VALDIR OLIVEIRA, Ex-secretário de Desenvolvimento Econômico do Distrito Federal
Braçanã é um distrito do município de Rio Bonito, na Região Metropolitana do Rio de Janeiro. Foi de lá que surgiu a inspiração para Luiz Vieira e Arnaldo Passos fazerem a música Menino de Braçanã, lançada em 1953. Essa música retrata, com simplicidade, a inocência de uma criança que precisa voltar para casa antes de escurecer, promessa feita para sua mãe e que deve ser cumprida. E foi essa música que marcou a minha infância. Foi em um fusca azul, dirigido por Dona Maryland, que eu e meus irmãos íamos para o colégio João XXIII, em Fortaleza. Ela nos ensinava a cantar de casa à escola que "quem anda com Deus não tem medo de assombração, e eu ando com Jesus Cristo no meu coração". Essa é a história da minha vida. Ter coragem para enfrentar os percalços da vida, porque ando com Deus e tenho Jesus Cristo no meu coração.
No último dia 2, minha mãe encerrou o ciclo nessa passagem. Dona Maryland seguiu sua caminhada na eternidade, mas deixou um legado de resiliência e coragem com a forte mensagem de nunca desistirmos dos nossos sonhos. Não foi vida fácil. Desde a saída da cidade de Milagres, interior do Ceará, para a capital, assumiu a missão de alfabetizar crianças, jovens e adultos na escola pública.
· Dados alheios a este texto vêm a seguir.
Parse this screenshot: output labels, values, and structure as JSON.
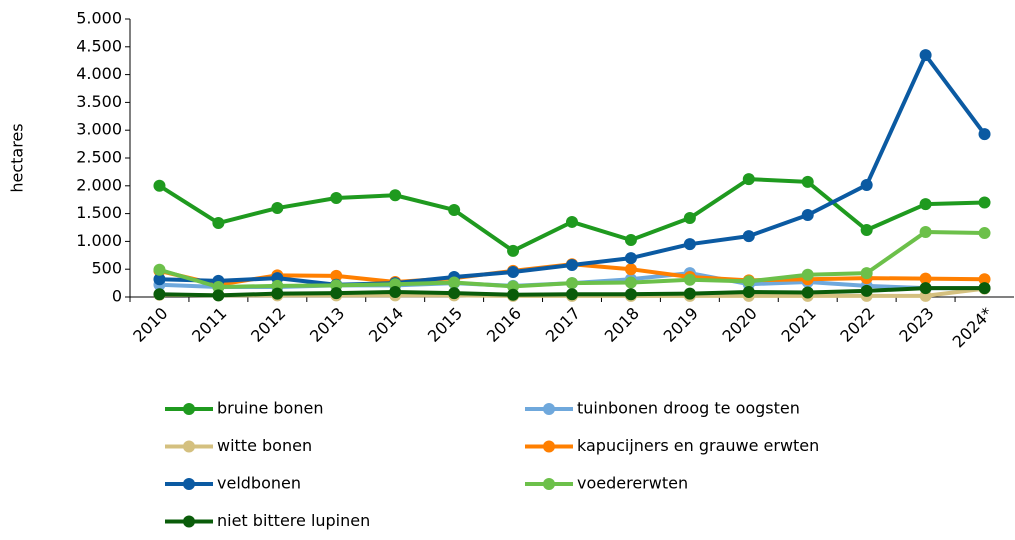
{
  "chart_data": {
    "type": "line",
    "ylabel": "hectares",
    "categories": [
      "2010",
      "2011",
      "2012",
      "2013",
      "2014",
      "2015",
      "2016",
      "2017",
      "2018",
      "2019",
      "2020",
      "2021",
      "2022",
      "2023",
      "2024*"
    ],
    "ylim": [
      0,
      5000
    ],
    "yticks": [
      0,
      500,
      {
        "value": 1000,
        "label": "1.000"
      },
      {
        "value": 1500,
        "label": "1.500"
      },
      {
        "value": 2000,
        "label": "2.000"
      },
      {
        "value": 2500,
        "label": "2.500"
      },
      {
        "value": 3000,
        "label": "3.000"
      },
      {
        "value": 3500,
        "label": "3.500"
      },
      {
        "value": 4000,
        "label": "4.000"
      },
      {
        "value": 4500,
        "label": "4.500"
      },
      {
        "value": 5000,
        "label": "5.000"
      }
    ],
    "series": [
      {
        "name": "bruine bonen",
        "color": "#1f9a1f",
        "values": [
          2000,
          1330,
          1600,
          1780,
          1830,
          1565,
          830,
          1350,
          1025,
          1420,
          2120,
          2070,
          1205,
          1670,
          1700
        ]
      },
      {
        "name": "tuinbonen droog te oogsten",
        "color": "#6fa8dc",
        "values": [
          220,
          180,
          180,
          210,
          210,
          250,
          200,
          250,
          320,
          430,
          230,
          270,
          200,
          160,
          160
        ]
      },
      {
        "name": "witte bonen",
        "color": "#d4c07f",
        "values": [
          40,
          30,
          30,
          30,
          30,
          30,
          20,
          20,
          20,
          20,
          20,
          20,
          20,
          20,
          150
        ]
      },
      {
        "name": "kapucijners en grauwe erwten",
        "color": "#ff7f00",
        "values": [
          470,
          220,
          390,
          380,
          270,
          340,
          470,
          590,
          500,
          360,
          300,
          320,
          340,
          330,
          320
        ]
      },
      {
        "name": "veldbonen",
        "color": "#0b5aa2",
        "values": [
          320,
          290,
          340,
          220,
          250,
          360,
          450,
          575,
          700,
          950,
          1095,
          1475,
          2015,
          4350,
          2930
        ]
      },
      {
        "name": "voedererwten",
        "color": "#6cc04a",
        "values": [
          490,
          180,
          200,
          210,
          230,
          260,
          190,
          250,
          260,
          310,
          280,
          400,
          430,
          1170,
          1150
        ]
      },
      {
        "name": "niet bittere lupinen",
        "color": "#0a5c0a",
        "values": [
          50,
          30,
          60,
          70,
          90,
          70,
          40,
          50,
          50,
          60,
          90,
          80,
          110,
          160,
          160
        ]
      }
    ]
  }
}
E assim fez. Alfabetizou os filhos antes da escola. Era regra na minha casa: primeiro com ela, depois com a escola. Os adultos que cruzaram a sua vida e que não sabiam ler e escrever eram libertados por Dona Maryland. Essa era minha mãe. Personalidade forte, decidida e de alma linda. Tinha amor pela missão de alfabetizar, sabia que esse era o caminho para libertação.
O amor foi o condutor da sua vida. A relação com meu pai foi a de um amor simbiótico que a fez perder o brilho nos últimos anos, depois de sua morte. Eram tardes ouvindo Roberto Carlos e escrevendo cartas de amor para quem foi a mola mestra da sua existência. Pouco interessa se a vida não lhe proporcionou só momentos felizes. Para ela, o registro era de pura felicidade e saudade de alguém que tinha deixado um vazio imenso em seu coração. Ninguém cantou o amor como Roberto Carlos, mas hoje posso dizer que ninguém viveu o amor com tanta força como Dona Maryland. Ela se foi. Ela foi encontrar a parte que estava faltando na sua vida, porque não conseguiu aceitar a expressão "até que a morte os separe". Hoje, Dona Maryland e Seu Valdir estão juntos na caminhada eterna.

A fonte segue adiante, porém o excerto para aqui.